Heartbroken & guilty that I am OAD
Thanks so much for listening.
So I'm really conflicted.
I love my 1.5 year old son so much. He's so wonderful and we're even sharing hobbies already. I am a singer and he's so musically gifted - not to sound silly.
But him, my hubby and I are completely nuclear like many modern families: no family or friend group support. And I mean as measured in ACTUAL hours of childcare.
As a result we are mentally, physically and financially at our limits. Our intimacy's suffered hard, too.
I cannot imagine adding another child to our exhausted, overtired lives.
And so even though our little one has a great life, I could not guarantee the good vibes if we have another child. I feel the sacrifices would hurt our family.
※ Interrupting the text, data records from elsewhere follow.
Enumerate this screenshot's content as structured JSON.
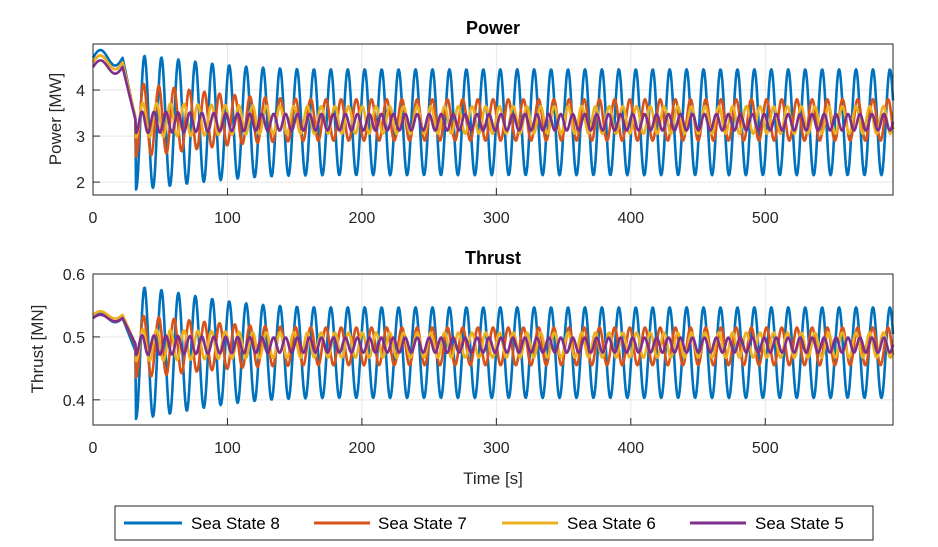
{
  "chart_data": [
    {
      "type": "line",
      "title": "Power",
      "xlabel": "",
      "ylabel": "Power [MW]",
      "xlim": [
        0,
        595
      ],
      "ylim": [
        1.72,
        5.0
      ],
      "xticks": [
        0,
        100,
        200,
        300,
        400,
        500
      ],
      "yticks": [
        2,
        3,
        4
      ],
      "xtick_labels": [
        "0",
        "100",
        "200",
        "300",
        "400",
        "500"
      ],
      "ytick_labels": [
        "2",
        "3",
        "4"
      ],
      "grid": true,
      "series": [
        {
          "name": "Sea State 8",
          "color": "#0072BD",
          "mean": 3.3,
          "amplitude": 1.15,
          "period": 12.6,
          "initial": 4.7,
          "transient_min": 1.75
        },
        {
          "name": "Sea State 7",
          "color": "#D95319",
          "mean": 3.35,
          "amplitude": 0.45,
          "period": 11.3,
          "initial": 4.6,
          "transient_min": 2.45
        },
        {
          "name": "Sea State 6",
          "color": "#EDB120",
          "mean": 3.35,
          "amplitude": 0.3,
          "period": 10.2,
          "initial": 4.6,
          "transient_min": 2.95
        },
        {
          "name": "Sea State 5",
          "color": "#7E2F8E",
          "mean": 3.3,
          "amplitude": 0.18,
          "period": 8.9,
          "initial": 4.5,
          "transient_min": 3.05
        }
      ]
    },
    {
      "type": "line",
      "title": "Thrust",
      "xlabel": "Time [s]",
      "ylabel": "Thrust [MN]",
      "xlim": [
        0,
        595
      ],
      "ylim": [
        0.36,
        0.6
      ],
      "xticks": [
        0,
        100,
        200,
        300,
        400,
        500
      ],
      "yticks": [
        0.4,
        0.5,
        0.6
      ],
      "xtick_labels": [
        "0",
        "100",
        "200",
        "300",
        "400",
        "500"
      ],
      "ytick_labels": [
        "0.4",
        "0.5",
        "0.6"
      ],
      "grid": true,
      "series": [
        {
          "name": "Sea State 8",
          "color": "#0072BD",
          "mean": 0.475,
          "amplitude": 0.072,
          "period": 12.6,
          "initial": 0.53,
          "transient_min": 0.36
        },
        {
          "name": "Sea State 7",
          "color": "#D95319",
          "mean": 0.485,
          "amplitude": 0.03,
          "period": 11.3,
          "initial": 0.53,
          "transient_min": 0.43
        },
        {
          "name": "Sea State 6",
          "color": "#EDB120",
          "mean": 0.487,
          "amplitude": 0.02,
          "period": 10.2,
          "initial": 0.535,
          "transient_min": 0.46
        },
        {
          "name": "Sea State 5",
          "color": "#7E2F8E",
          "mean": 0.487,
          "amplitude": 0.012,
          "period": 8.9,
          "initial": 0.53,
          "transient_min": 0.47
        }
      ]
    }
  ],
  "legend": {
    "placement": "bottom",
    "entries": [
      "Sea State 8",
      "Sea State 7",
      "Sea State 6",
      "Sea State 5"
    ],
    "colors": [
      "#0072BD",
      "#D95319",
      "#EDB120",
      "#7E2F8E"
    ]
  }
}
And here is my heartbreak. I always wanted a big family of kids, filled with love, togetherness and life. I am good at mothering.
And yet, I'm feeling completely one and done in order to survive.
This really saddens me.
I feel guilty for robbing baby of a sibling.
For not being like the other mums with multiple kids I see in our neighborhood.
Energetic. Well-rested.
I know they must just have loads of cash to buy in childcare and support. But I am still heartbroken.
How do I reconcile my survivalist decision to be OAD with my grief over the loss of a big, lively family? Should we just "toughen up" and have another kiddo?